At the time, Oregon was playing Ohio State for the National Championship. At 12:02 Progressive pushed out the spot saying, Sprinkles are for Ohio, which won the game. Months later, celebrities, politicians and others were still talking about “Sprinkles are for Winners.”Even Lil Wayne dropped the words into the end of one of his rap songs.
“It went wild and viral,” CMO Charney said. “It shows you the power of something that happens sometimes by accident and if you move swiftly enough you can keep that going.”
Charney runs his marketing organization differently than most.
“We run it as a network,” he says. “I am CMO but also programming for hundreds of channels. I’m running a network and central to that is a great cast of characters. Behind Flo is the network strategy. Every story starts with the hero, the set changes and the character keeps evolving. It’s easy to say it, it’s difficult to do it and when you try new things you get nervous. We measure everything and we can measure the performance of an ad and what it does for performance. Flo has been around a little more than 8 years, she’s more likeable now. The network centers around storytellers and we better be the best storytellers in the biz. Fresh content wins.” Forbes called Charney’s marketing organization unique.

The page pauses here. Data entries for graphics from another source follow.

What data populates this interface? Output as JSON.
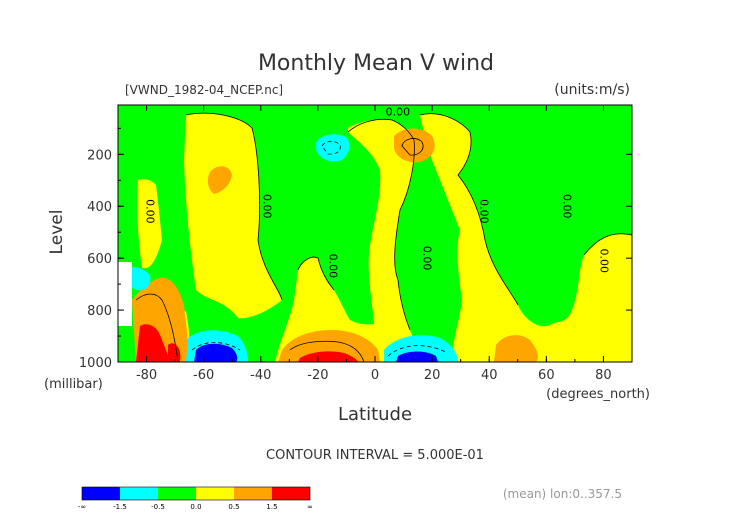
{
  "chart_data": {
    "type": "contour",
    "title": "Monthly Mean V wind",
    "dataset_label": "[VWND_1982-04_NCEP.nc]",
    "units_label": "(units:m/s)",
    "xlabel": "Latitude",
    "x_units": "(degrees_north)",
    "ylabel": "Level",
    "y_units": "(millibar)",
    "xlim": [
      -90,
      90
    ],
    "ylim": [
      1000,
      10
    ],
    "x_ticks": [
      -80,
      -60,
      -40,
      -20,
      0,
      20,
      40,
      60,
      80
    ],
    "y_ticks": [
      200,
      400,
      600,
      800,
      1000
    ],
    "contour_interval_text": "CONTOUR INTERVAL = 5.000E-01",
    "footer_note": "(mean) lon:0..357.5",
    "contour_labels": [
      {
        "text": "0.00",
        "x": 8,
        "y": 50
      },
      {
        "text": "0.00",
        "x": -80,
        "y": 420
      },
      {
        "text": "0.00",
        "x": -39,
        "y": 400
      },
      {
        "text": "0.00",
        "x": -16,
        "y": 630
      },
      {
        "text": "0.00",
        "x": 17,
        "y": 600
      },
      {
        "text": "0.00",
        "x": 37,
        "y": 420
      },
      {
        "text": "0.00",
        "x": 66,
        "y": 400
      },
      {
        "text": "0.00",
        "x": 79,
        "y": 610
      }
    ],
    "colorbar": {
      "colors": [
        "#0000ff",
        "#00ffff",
        "#00ff00",
        "#ffff00",
        "#ffa500",
        "#ff0000"
      ],
      "labels": [
        "-∞",
        "-1.5",
        "-0.5",
        "0.0",
        "0.5",
        "1.5",
        "∞"
      ]
    },
    "colors": {
      "strong_negative": "#0000ff",
      "weak_negative": "#00ffff",
      "near_zero_negative": "#00ff00",
      "near_zero_positive": "#ffff00",
      "weak_positive": "#ffa500",
      "strong_positive": "#ff0000"
    }
  }
}
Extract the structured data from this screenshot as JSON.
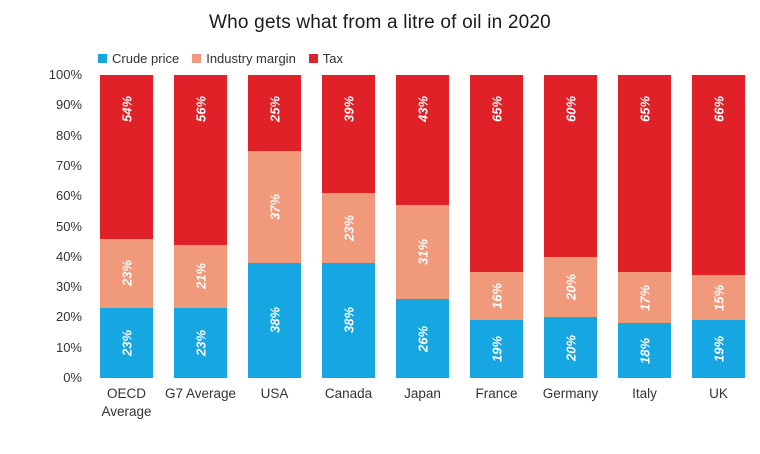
{
  "chart_data": {
    "type": "bar",
    "stacked": true,
    "title": "Who gets what from a litre of oil in 2020",
    "categories": [
      "OECD Average",
      "G7 Average",
      "USA",
      "Canada",
      "Japan",
      "France",
      "Germany",
      "Italy",
      "UK"
    ],
    "series": [
      {
        "name": "Crude price",
        "color": "#16A7E3",
        "values": [
          23,
          23,
          38,
          38,
          26,
          19,
          20,
          18,
          19
        ],
        "label_position": "center"
      },
      {
        "name": "Industry margin",
        "color": "#F0997B",
        "values": [
          23,
          21,
          37,
          23,
          31,
          16,
          20,
          17,
          15
        ],
        "label_position": "center"
      },
      {
        "name": "Tax",
        "color": "#E02127",
        "values": [
          54,
          56,
          25,
          39,
          43,
          65,
          60,
          65,
          66
        ],
        "label_position": "inside-end"
      }
    ],
    "data_label_format": "{v}%",
    "data_label_color": "#ffffff",
    "y_axis": {
      "min": 0,
      "max": 100,
      "ticks": [
        "0%",
        "10%",
        "20%",
        "30%",
        "40%",
        "50%",
        "60%",
        "70%",
        "80%",
        "90%",
        "100%"
      ]
    },
    "legend_position": "top-left",
    "grid": false,
    "xlabel": "",
    "ylabel": ""
  }
}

Progressive had 500,000 Facebook fans before it started the “network effect.” Now those numbers are well over 5 million.
In an example of taking risks on who the brand associates with is the tale of Progressive and Seattle Seahawks running back Marshawn Lynch. You may remember that during his Super Bowl postgame interview Lynch answered every question, no matter the subject, with “yeah.” (He was upset over the coach’s controversial call to not run the ball in the last play of the Super Bowl. The ball was picked off by New England to win the game.)
Charney was watching that interview late one night and wondered if Lynch would talk to Progressive since he basically wasn’t talking to the media, but had gained lots of attention with his one word “yeah” responses. He made a few calls, got a “yeah” from Lynch and jumped on a plane to shoot the spot the next day. Progressive pushed out the video 1 hour before Super Bowl Media Day with spots in 17 local markets. Lynch donated his fee to charity. Take a look at the video:
“It went crazy,” he said. “You hope and pray for these things.”
Charney also played a video that shows Marshawn taking a jab at coach Pete Carroll for that controversial call, which entertained the crowd.
“You can’t judge a brand, by just what it is,” he says.
“Disruption is alive and well in marketing,” Charney said. “If you don’t disrupt you’re wasting your money. You have to get something sharp out there. It will cut through.”
As an example, last year Progressive created a character that blended Lebron James and Flo around Halloween. The character existed only on social @flobron and got 450 million impressions. And last week at ComicCon, known for its time-wasting long, long lines, Progressive offered “Line Insurance.” People who used the #LineInsurance found a mythical character, the “Protector Corns” prancing out to their rescue and watch their place in line for them so they could do something else.
“Look for simple things,” he says. “Problem/solution based marketing.”
As for firing yourself, Charney, every 16 and 18 months looks in the mirror and fires himself then gets in his car and drives to the office.
“I’m going to replace Jeff Charney as Jeff Charney and start with a clean slate,” he said. “It is a scary thing to my staff. I am pushing harder and smarter because I have no barriers. Try it. Do something different. Be brave. It will be very cathartic. You will be reinvigorated.”